Unter Schuldfähigkeit versteht man die Fähigkeit, das Unrecht der Tat einzusehen und nach dieser Einsicht zu handeln. Man spricht insoweit von Einsichtsfähigkeit und Steuerungsfähigkeit. Die Schuldfähigkeit von Heranwachsenden und Erwachsenen beurteilt sich ausschließlich nach den §§ 20, 21 StGB.

Maßgeblich für die Frage der Schuldfähigkeit ist das Vorliegen bestimmter biologischer Eingangsmerkmale, nämlich krankhafte seelische Störung, tiefgreifende Bewusstseinsstörung, Schwachsinn oder schwere andere seelische Abartigkeit. Eine krankhafte seelische Störung kann insbesondere bei Schizophrenie, Alkohol- oder Betäubungsmittelintoxikation vorliegen. Hauptanwendungsfall in der Praxis ist der Alkoholrausch. Zur Bewertung bedarf es aber immer einer Gesamtschau von Täterperson und Tatverhalten. Informationsquelle für den Grad der Alkoholisierung können eine beim Täter entnommene Blutprobe oder Trinkmengenangaben sein.

Die Begehung einer Straftat kann neben oder anstelle der Bestrafung auch zur Anordnung einer Maßregel der Besserung und Sicherung führen. In Betracht kommt die Unterbringung in einem psychiatrischen Krankenhaus gemäß § 63 StGB, die Unterbringung in einer Entziehungsanstalt gemäß § 64 StGB und die Unterbringung in der Sicherungsverwahrung gemäß § 66 StGB.

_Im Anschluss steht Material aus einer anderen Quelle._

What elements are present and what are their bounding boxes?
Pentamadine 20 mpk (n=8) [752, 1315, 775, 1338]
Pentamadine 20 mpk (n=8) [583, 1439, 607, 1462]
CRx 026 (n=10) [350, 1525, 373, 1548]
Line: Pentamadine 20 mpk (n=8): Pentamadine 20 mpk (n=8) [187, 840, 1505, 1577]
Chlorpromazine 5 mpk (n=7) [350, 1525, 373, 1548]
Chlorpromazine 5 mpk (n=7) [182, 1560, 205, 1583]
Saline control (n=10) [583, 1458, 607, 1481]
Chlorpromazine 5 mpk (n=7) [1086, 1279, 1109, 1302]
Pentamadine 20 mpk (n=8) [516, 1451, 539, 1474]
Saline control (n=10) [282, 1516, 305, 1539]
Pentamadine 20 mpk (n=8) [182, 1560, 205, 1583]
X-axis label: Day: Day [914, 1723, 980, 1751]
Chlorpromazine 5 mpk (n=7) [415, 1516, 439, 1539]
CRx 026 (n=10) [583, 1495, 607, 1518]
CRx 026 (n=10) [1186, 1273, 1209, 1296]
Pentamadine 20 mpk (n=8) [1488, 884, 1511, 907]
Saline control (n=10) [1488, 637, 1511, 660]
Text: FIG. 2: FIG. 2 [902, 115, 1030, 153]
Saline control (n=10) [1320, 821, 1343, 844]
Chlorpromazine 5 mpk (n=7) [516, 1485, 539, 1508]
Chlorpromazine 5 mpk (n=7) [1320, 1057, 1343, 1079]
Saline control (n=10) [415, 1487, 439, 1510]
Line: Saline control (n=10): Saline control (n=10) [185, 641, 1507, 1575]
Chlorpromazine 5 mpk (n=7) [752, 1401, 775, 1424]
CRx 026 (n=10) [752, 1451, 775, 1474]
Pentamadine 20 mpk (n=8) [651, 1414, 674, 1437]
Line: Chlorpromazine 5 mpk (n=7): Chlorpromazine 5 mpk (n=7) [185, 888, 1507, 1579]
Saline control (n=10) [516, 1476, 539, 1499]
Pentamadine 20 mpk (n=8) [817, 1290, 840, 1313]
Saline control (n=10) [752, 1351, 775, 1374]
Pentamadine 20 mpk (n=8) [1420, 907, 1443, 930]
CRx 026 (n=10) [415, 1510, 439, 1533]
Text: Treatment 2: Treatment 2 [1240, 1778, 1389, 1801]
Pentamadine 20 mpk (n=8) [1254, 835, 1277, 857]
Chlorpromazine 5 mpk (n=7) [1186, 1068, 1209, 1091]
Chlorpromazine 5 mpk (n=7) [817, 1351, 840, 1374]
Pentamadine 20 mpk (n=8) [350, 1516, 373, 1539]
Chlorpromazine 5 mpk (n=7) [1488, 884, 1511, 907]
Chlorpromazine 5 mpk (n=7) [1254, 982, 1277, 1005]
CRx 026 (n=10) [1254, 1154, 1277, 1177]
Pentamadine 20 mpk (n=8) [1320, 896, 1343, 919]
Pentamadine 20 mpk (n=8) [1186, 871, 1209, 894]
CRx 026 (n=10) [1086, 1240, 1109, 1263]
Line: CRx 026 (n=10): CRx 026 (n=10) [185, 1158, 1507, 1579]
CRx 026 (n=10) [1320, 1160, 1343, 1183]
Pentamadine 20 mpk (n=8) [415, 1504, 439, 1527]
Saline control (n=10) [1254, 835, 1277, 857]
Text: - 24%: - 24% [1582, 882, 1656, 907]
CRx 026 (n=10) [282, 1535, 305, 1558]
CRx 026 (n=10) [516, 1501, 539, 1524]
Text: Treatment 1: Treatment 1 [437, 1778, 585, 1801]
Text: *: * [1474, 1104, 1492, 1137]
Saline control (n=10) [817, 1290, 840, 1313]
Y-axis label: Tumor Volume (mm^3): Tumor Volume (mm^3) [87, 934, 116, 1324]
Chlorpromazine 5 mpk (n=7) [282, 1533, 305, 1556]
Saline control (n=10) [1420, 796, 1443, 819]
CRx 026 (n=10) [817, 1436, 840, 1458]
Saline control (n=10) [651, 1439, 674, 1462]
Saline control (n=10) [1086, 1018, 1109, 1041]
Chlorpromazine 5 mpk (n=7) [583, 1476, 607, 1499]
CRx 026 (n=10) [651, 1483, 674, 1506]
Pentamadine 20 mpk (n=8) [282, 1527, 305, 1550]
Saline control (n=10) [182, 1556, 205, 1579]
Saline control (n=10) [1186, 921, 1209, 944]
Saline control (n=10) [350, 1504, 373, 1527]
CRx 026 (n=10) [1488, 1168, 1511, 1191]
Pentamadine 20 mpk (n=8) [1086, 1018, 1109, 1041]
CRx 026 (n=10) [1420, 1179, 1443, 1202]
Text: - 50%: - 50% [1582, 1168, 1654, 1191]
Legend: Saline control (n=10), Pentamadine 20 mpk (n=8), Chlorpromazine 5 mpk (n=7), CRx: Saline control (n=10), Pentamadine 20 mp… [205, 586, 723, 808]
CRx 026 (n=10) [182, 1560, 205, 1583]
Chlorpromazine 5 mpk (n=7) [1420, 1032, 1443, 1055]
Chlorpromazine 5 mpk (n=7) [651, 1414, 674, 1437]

Bei Anordnung der Unterbringung in einem psychiatrischen Krankenhaus gemäß § 63 StGB müssen die Voraussetzungen gemäß den §§ 20, 21 StGB positiv festgestellt werden. Eine Schuldunfähigkeit zum Tatzeitpunkt muss zumindest möglich sein, eine verminderte Schuldfähigkeit sicher bestehen. Steht die Schuldunfähigkeit des Täters bereits im Ermittlungsverfahren fest, wird über die Unterbringung im Sicherungsverfahren gemäß den § 71 StGB, §§ 413 - 416 StPO entschieden.

Die Diagnose einer Persönlichkeitsstörung als Eingangsmerkmal einer schweren anderen seelischen Abartigkeit reicht nur unter sehr engen Voraussetzungen für eine Unterbringung aus. Alkohol-, Medikamenten oder Betäubungsmittelabhängigkeit, die nicht auf einer psychischen Störung beruhen, genügen grundsätzlich nicht für eine Maßregelanordnung.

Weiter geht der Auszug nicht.